Freeport dan ESDM jawab gugatan IHCS



JAKARTA. Gugatan kontrak karya PT Freeport Indonesia yang dilayangkan oleh Indonesian Human Rights Committee for Social Justice (IHCS) masih terus bergulir. Dalam lanjutan sidang yang berlangsung pada akhir pekan lalu mengagendakan jawaban dari Kementerian Energi Sumber Daya dan Mineral (ESDM) dan Freeport.

Dalam berkas jawaban Kementerian ESDM melalui salah satu kuasa hukumnya, Esterini Wahyuwibisana menyatakan, gugatan ini tidak bisa berlangsung di Pengadilan Negeri (PN) Jakarta Selatan. Alasanya, kontrak karya perusahaan tambang itu menyatakan, jika ada sengketa menyangkut perjanjian yang sudah diteken sejak tahun 1991 itu menyatakan segala sengketa harus diselesaikan di pengadilan arbitrase.

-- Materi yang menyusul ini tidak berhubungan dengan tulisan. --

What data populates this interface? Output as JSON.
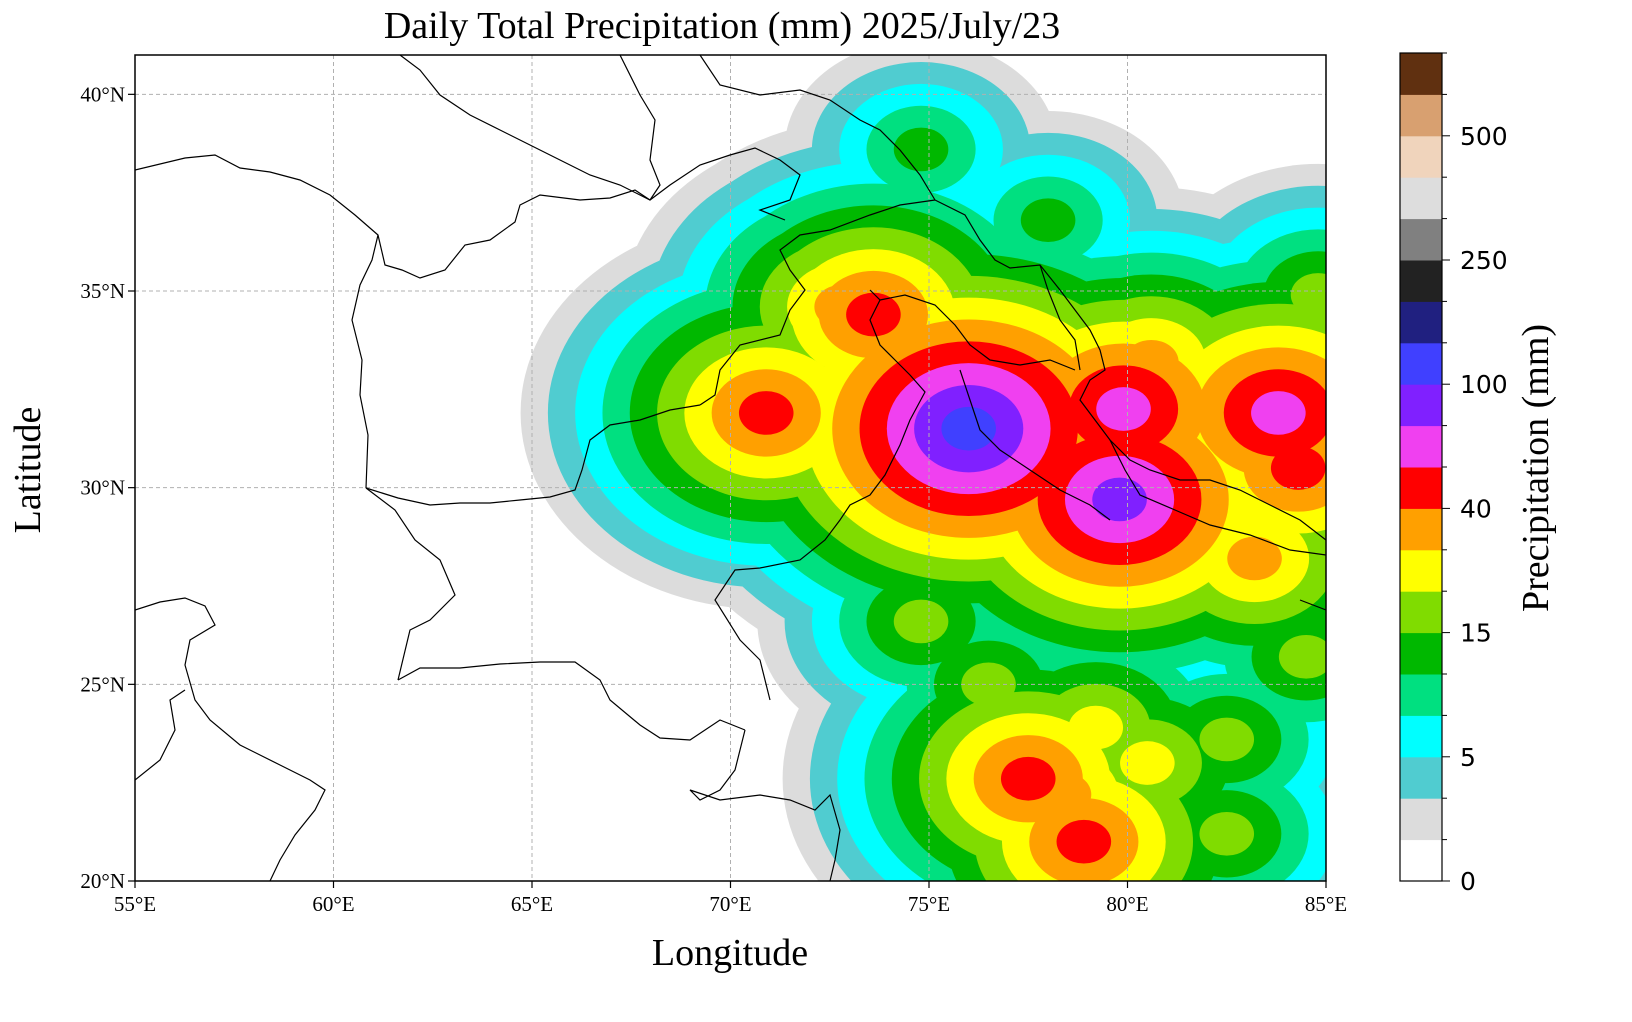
{
  "chart_data": {
    "type": "heatmap",
    "title": "Daily Total Precipitation (mm)  2025/July/23",
    "xlabel": "Longitude",
    "ylabel": "Latitude",
    "xlim": [
      55,
      85
    ],
    "ylim": [
      20,
      41
    ],
    "grid": true,
    "x_ticks": [
      {
        "value": 55,
        "label": "55°E"
      },
      {
        "value": 60,
        "label": "60°E"
      },
      {
        "value": 65,
        "label": "65°E"
      },
      {
        "value": 70,
        "label": "70°E"
      },
      {
        "value": 75,
        "label": "75°E"
      },
      {
        "value": 80,
        "label": "80°E"
      },
      {
        "value": 85,
        "label": "85°E"
      }
    ],
    "y_ticks": [
      {
        "value": 20,
        "label": "20°N"
      },
      {
        "value": 25,
        "label": "25°N"
      },
      {
        "value": 30,
        "label": "30°N"
      },
      {
        "value": 35,
        "label": "35°N"
      },
      {
        "value": 40,
        "label": "40°N"
      }
    ],
    "colorbar": {
      "label": "Precipitation (mm)",
      "colors": [
        "#ffffff",
        "#dcdcdc",
        "#50ccd0",
        "#00ffff",
        "#00e080",
        "#00b800",
        "#80dc00",
        "#ffff00",
        "#ffa000",
        "#ff0000",
        "#f040f0",
        "#8020ff",
        "#4040ff",
        "#202080",
        "#222222",
        "#808080",
        "#dddddd",
        "#f0d4bc",
        "#d8a070",
        "#603010"
      ],
      "tick_labels": [
        {
          "index": 0,
          "label": "0"
        },
        {
          "index": 3,
          "label": "5"
        },
        {
          "index": 6,
          "label": "15"
        },
        {
          "index": 9,
          "label": "40"
        },
        {
          "index": 12,
          "label": "100"
        },
        {
          "index": 15,
          "label": "250"
        },
        {
          "index": 18,
          "label": "500"
        }
      ]
    },
    "rain_cores": [
      {
        "lon": 76.0,
        "lat": 31.5,
        "level": 12
      },
      {
        "lon": 75.6,
        "lat": 31.9,
        "level": 11
      },
      {
        "lon": 76.2,
        "lat": 30.8,
        "level": 8
      },
      {
        "lon": 70.9,
        "lat": 31.9,
        "level": 9
      },
      {
        "lon": 72.8,
        "lat": 34.6,
        "level": 8
      },
      {
        "lon": 73.6,
        "lat": 34.4,
        "level": 9
      },
      {
        "lon": 74.3,
        "lat": 33.2,
        "level": 8
      },
      {
        "lon": 80.6,
        "lat": 33.2,
        "level": 8
      },
      {
        "lon": 79.9,
        "lat": 32.0,
        "level": 10
      },
      {
        "lon": 79.8,
        "lat": 29.7,
        "level": 11
      },
      {
        "lon": 83.8,
        "lat": 31.9,
        "level": 10
      },
      {
        "lon": 84.3,
        "lat": 30.5,
        "level": 9
      },
      {
        "lon": 83.2,
        "lat": 28.2,
        "level": 8
      },
      {
        "lon": 77.5,
        "lat": 22.6,
        "level": 9
      },
      {
        "lon": 78.4,
        "lat": 22.2,
        "level": 8
      },
      {
        "lon": 78.9,
        "lat": 21.0,
        "level": 9
      },
      {
        "lon": 79.2,
        "lat": 23.9,
        "level": 7
      },
      {
        "lon": 80.5,
        "lat": 23.0,
        "level": 7
      },
      {
        "lon": 82.5,
        "lat": 23.6,
        "level": 6
      },
      {
        "lon": 76.5,
        "lat": 25.0,
        "level": 6
      },
      {
        "lon": 74.8,
        "lat": 26.6,
        "level": 6
      },
      {
        "lon": 84.8,
        "lat": 34.9,
        "level": 6
      },
      {
        "lon": 78.0,
        "lat": 36.8,
        "level": 5
      },
      {
        "lon": 74.8,
        "lat": 38.6,
        "level": 5
      },
      {
        "lon": 74.5,
        "lat": 27.8,
        "level": 5
      },
      {
        "lon": 82.5,
        "lat": 21.2,
        "level": 6
      },
      {
        "lon": 84.5,
        "lat": 25.7,
        "level": 6
      }
    ]
  }
}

Selain itu, karena sengketa ini soal kebijakan Penerimaan Negara Bukan Pajak (PNBP) maka yang berhak mengadilinya adalah Pengadilan Tata Usaha Negara.

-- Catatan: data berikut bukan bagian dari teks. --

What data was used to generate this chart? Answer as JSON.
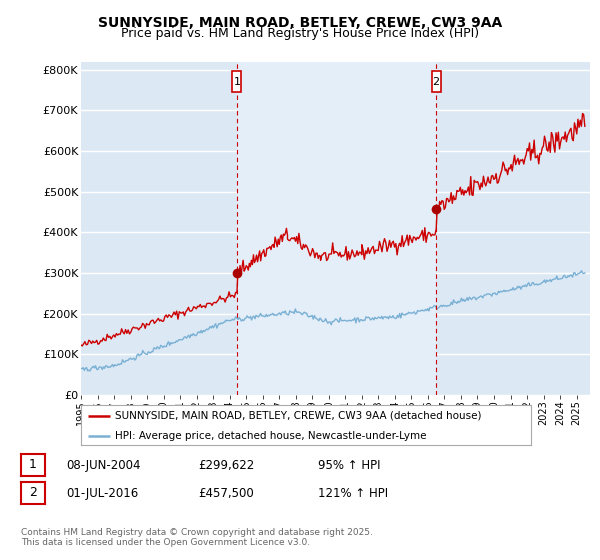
{
  "title": "SUNNYSIDE, MAIN ROAD, BETLEY, CREWE, CW3 9AA",
  "subtitle": "Price paid vs. HM Land Registry's House Price Index (HPI)",
  "ylabel_ticks": [
    "£0",
    "£100K",
    "£200K",
    "£300K",
    "£400K",
    "£500K",
    "£600K",
    "£700K",
    "£800K"
  ],
  "ytick_values": [
    0,
    100000,
    200000,
    300000,
    400000,
    500000,
    600000,
    700000,
    800000
  ],
  "ylim": [
    0,
    820000
  ],
  "xlim_start": 1995.0,
  "xlim_end": 2025.8,
  "background_color": "#dce9f5",
  "between_vlines_color": "#e8f0f8",
  "grid_color": "#ffffff",
  "red_line_color": "#cc0000",
  "blue_line_color": "#7ab0d4",
  "marker1_x": 2004.44,
  "marker1_y": 299622,
  "marker2_x": 2016.5,
  "marker2_y": 457500,
  "vline_color": "#cc0000",
  "annotation1": {
    "label": "1",
    "date": "08-JUN-2004",
    "price": "£299,622",
    "pct": "95% ↑ HPI"
  },
  "annotation2": {
    "label": "2",
    "date": "01-JUL-2016",
    "price": "£457,500",
    "pct": "121% ↑ HPI"
  },
  "legend_line1": "SUNNYSIDE, MAIN ROAD, BETLEY, CREWE, CW3 9AA (detached house)",
  "legend_line2": "HPI: Average price, detached house, Newcastle-under-Lyme",
  "footer": "Contains HM Land Registry data © Crown copyright and database right 2025.\nThis data is licensed under the Open Government Licence v3.0.",
  "title_fontsize": 10,
  "subtitle_fontsize": 9
}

Kementerian ESDM juga mempertanyakan posisi atau legal standing IHCS. Karena IHCS bukan pihak yang terikat dalam kontrak karya.

Begitu juga dengan kubu Freeport. Dalam berkas jawabannya, Freeport menyatakan kontrak karya tidak melanggar Peraturan Pemerintah (PP) Nomor 45 tahun 2003 tentang tarif PNBP.

Walaupun PP ini menyebutkan aturan terbaru soal tarif royalti yang berbeda dengan kontrak karya, perbedaan itu tidak lantas membuat perjanjian ini berubah. Alasannya, seusai dengan pasal 1338 KUH Perdata, isi kontrak karya tidak berlaku surut.

Jurubicara Freeport, Ramdani Sirait menambahkan bahwa perusahaannya selalu membayar kewajiban. "Kami mematuhi isi kontrak karya," ujar Ramdani.

Kuasa Hukum IHCS, Anton Febrianto, tetap berkeyakinan bahwa PN Jakarta Selatan berhak mengadili perkara ini. Sebab, perkara ini adalah termasuk gugatan perbuatan melawan hukum.

IHCS juga tetap menyatakan kontrak karya Freeport menabrak PP PNBP. Makanya IHCS menuntut biaya ganti rugi sebanyak Rp 70 triliun. IHCS juga menuntut penghentian kegiatan pertambangan Freeport di Papua.